Books, Books, Books, knowledge is within
Re: 1972 CL350 -- Introduction and First Time Build

Looks like the head light off my Aermacchi.
 

Erskine

New Member
Re: 1972 CL350 -- Introduction and First Time Build

Did you have a chance to take that measurement?
 

Barnburner

Member
Re: 1972 CL350 -- Introduction and First Time Build

It's definitely a CEV headlight because of the key switch located in the top. A lot of Italian bikes (including Aermacchi) came with this. IIRC, they made a 130mm and a 150mm width version with the integrated speedo. I have a new 130mm version converted for use with a 12v headlight if you're interested Erskine.
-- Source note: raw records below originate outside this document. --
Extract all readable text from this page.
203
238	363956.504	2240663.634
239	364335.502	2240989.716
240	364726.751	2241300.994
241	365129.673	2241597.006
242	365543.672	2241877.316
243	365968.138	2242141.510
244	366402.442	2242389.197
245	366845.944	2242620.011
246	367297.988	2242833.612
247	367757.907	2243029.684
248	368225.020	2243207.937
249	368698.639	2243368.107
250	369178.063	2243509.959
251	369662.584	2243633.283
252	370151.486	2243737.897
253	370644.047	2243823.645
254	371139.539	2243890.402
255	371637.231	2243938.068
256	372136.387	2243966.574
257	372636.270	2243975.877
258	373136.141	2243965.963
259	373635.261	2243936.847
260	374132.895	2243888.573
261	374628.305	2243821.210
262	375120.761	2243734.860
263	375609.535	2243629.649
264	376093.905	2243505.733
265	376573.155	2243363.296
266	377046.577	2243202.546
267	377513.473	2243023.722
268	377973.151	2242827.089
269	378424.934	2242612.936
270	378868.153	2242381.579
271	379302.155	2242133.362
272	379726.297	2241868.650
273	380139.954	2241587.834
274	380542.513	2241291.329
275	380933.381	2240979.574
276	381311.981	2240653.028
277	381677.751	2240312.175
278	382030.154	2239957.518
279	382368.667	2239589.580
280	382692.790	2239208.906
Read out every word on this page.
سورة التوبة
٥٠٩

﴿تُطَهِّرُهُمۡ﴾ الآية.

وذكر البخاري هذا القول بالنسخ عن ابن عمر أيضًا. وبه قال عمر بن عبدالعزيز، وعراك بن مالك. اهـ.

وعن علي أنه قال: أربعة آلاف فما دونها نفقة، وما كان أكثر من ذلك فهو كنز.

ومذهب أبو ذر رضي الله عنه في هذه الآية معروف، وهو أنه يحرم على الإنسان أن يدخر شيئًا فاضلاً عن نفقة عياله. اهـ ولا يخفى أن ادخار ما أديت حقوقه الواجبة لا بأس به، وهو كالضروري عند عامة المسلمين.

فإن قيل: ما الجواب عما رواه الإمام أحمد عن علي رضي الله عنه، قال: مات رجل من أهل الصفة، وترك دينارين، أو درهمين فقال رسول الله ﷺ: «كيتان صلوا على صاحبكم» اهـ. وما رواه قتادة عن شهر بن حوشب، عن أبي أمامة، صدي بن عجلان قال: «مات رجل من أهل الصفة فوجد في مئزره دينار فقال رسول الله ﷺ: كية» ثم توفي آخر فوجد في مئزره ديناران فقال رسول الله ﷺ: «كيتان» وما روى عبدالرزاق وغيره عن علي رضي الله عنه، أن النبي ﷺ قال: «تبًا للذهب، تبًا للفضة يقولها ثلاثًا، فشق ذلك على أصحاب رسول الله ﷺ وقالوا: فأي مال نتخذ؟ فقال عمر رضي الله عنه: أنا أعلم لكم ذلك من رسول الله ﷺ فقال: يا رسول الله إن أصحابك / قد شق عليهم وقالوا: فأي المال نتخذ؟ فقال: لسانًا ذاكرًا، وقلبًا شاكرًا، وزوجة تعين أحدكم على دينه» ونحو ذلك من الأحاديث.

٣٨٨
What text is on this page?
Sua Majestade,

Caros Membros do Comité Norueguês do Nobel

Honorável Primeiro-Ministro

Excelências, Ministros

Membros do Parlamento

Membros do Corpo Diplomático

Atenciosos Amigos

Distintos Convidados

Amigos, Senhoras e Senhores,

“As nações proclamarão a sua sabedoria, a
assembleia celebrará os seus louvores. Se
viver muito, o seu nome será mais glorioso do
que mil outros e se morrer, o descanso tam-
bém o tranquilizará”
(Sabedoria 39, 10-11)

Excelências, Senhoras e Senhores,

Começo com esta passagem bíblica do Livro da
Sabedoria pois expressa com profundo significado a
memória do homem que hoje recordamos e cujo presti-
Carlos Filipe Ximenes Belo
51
It doesn't have a speedo (just a blanking plug), but I believe a new 2.5" small speedo will fit in the hole.
 

ceggertcrowe

New Member
Re: 1972 CL350 -- Introduction and First Time Build

Erskine, sorry I didn't go out to the shop last weekend. I will be there on Saturday and will pull that measurement for you.
 

TheCoffeeGuy

Books, Books, Books, knowledge is within
Re: 1972 CL350 -- Introduction and First Time Build

i have a set of paint over original decals for that tank if you want those original lines. free, just the lift.
 

Erskine

New Member
Re: 1972 CL350 -- Introduction and First Time Build

ceggertcrowe said:
Erskine, looks to be about 150mm between the forks.
Thank you and dammit, I've only got 130 to play with and nothing can be taken off the brake plate. Back to plan A, which is a MZ 250 16" wheel but with a single LS plate.